A CÓSMICA ESSÊNCIA DA POÉTICA

Palestra Primeira

O
Peregrino

 

1

...há em cada ser humano um deus, o qual,

se tu quiseres, ordenará, em cosmo e em felicidade,

o teu caos...

Sócrates

 

O Ser Humano em peregrinação o é desde que se conhece como algo-além-do-animal; desde que do berro e do gesto passou a articular palavras e cânticos rústicos; desde que, nômada, buscava sobreviver aos seus semelhantes numa evolução tão naturalíssima que o fazia amar a Terra e os Astros e, desse Amor telúrico-cósmico, passar a adorar aquilo que o rodeava. Da comprensão da Natureza e das vastas possibilidades de vivência aí encontradas, o Ser Humano abríu "...um caminho através de tudo e participa do poder divino", como escreveu Balzac. Nascia aí a compreensão possível do Além...

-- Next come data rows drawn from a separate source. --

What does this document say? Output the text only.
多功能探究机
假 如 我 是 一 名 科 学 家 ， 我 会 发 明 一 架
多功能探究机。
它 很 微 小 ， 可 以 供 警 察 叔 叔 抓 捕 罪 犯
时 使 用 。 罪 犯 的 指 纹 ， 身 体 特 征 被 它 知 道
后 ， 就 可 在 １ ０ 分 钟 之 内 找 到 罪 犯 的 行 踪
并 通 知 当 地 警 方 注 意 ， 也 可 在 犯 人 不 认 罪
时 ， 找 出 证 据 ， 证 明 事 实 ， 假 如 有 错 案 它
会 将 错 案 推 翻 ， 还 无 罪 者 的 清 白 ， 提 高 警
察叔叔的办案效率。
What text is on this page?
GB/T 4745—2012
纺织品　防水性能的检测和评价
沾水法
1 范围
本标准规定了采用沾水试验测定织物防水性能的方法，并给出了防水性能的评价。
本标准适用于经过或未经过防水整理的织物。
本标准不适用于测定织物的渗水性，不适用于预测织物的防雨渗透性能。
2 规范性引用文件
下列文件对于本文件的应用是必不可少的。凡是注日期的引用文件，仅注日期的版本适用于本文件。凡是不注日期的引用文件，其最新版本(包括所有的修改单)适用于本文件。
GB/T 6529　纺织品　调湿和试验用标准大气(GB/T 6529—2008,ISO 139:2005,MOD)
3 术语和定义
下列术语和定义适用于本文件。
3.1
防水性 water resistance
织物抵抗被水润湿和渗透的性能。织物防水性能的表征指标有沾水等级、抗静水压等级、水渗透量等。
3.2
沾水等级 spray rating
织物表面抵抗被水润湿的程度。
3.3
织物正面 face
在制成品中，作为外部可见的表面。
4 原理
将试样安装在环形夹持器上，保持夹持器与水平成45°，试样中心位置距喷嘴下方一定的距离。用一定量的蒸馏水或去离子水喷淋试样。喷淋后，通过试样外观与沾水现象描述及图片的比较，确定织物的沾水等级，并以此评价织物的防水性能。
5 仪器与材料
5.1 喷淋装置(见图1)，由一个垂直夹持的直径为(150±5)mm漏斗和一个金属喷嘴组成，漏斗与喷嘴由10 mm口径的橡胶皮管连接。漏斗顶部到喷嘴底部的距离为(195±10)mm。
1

Entendeu o Ser Humano que não lhe bastava somente Estar. Ele existia para recriar a própria Existência. Havia uma missão que lhe era inerente e indispensável. E, ao entender isso, partíu em busca de outros lugares, de outros povos, para tentar entender, também, a Energia cósmica que lhe animava a íntima necessidade daquele algo-mais-além-do-animal, como nos ensina Paulo...

Deus é amor e aquele que permanece

no amor, permanece em Deus e Deus nele.

Dessa primeira peregrinação pagã, em que a Terra e os Astros eram sinais ainda não evidentes do Além-transcendental, o Ser Humano passou a acreditar em sua própria Energia, como, mais tarde, diria Jesus - o Cristo da seita judeo-palestina Os Nazarenos...

Erguei-vos, não temais. Se tiverdes fé (...) direis a este monte:

passai daqui para lá, e ele passará.

Em suas andanças, homens e mulheres foram recriando a Humanidade, aperfeiçoando, vivendo em Comunidade, preparando o alimento entre todos; da Cultura imediata do dia a dia vieram o Pensamento, os códigos, a moral(idade), as classes divididas entre fortes e não-fortes; e, já aí, a diferença racial no tribalismo, o que não impedia a peregrinação aos sítios então tidos como Oráculo, onde o Além-se-manifesta sobre o íntimo de cada Ser na conjugação entre a Terra e os Astros. O sagrado e o divino mexiam com a intimidade, faziam sobressair a Espiritualidade: começava a existir um "... espírito religioso para com a vida", como escreveria o poeta brasileiro Mário de Andrade; e, nessa virtude tão naturalíssima quanto a Terra que lhe era casa e caminho, o Ser Humano aprendeu a amar as coisas e a si-mesmo, encontrando em cada nova peregrinação um sinal maior do Além. Esses pontos, ou sítios, foram

se multiplicando e nasceram cidades-estados que sediaram as primeiras grandes Comunidades, as primeira línguas - e, nessas culturas, as coisas-do-Além iam sendo nomeadas de diferentes maneiras: para cada Língua o(s) deus(es) tinha(m) diferentes nomes, sendo egípcio, romano, celta, grego, hindu, mulçumano, judeu. No dizer de Huberto Rodhen, "Se tudo fosse apenas Uno não haveria Universo". Ao entender a diversidade do seu próprio universo a Humanidade percebeu que "A pessoa é essencialmente cósmica", como viria a afirmar Teilhard de Chardin.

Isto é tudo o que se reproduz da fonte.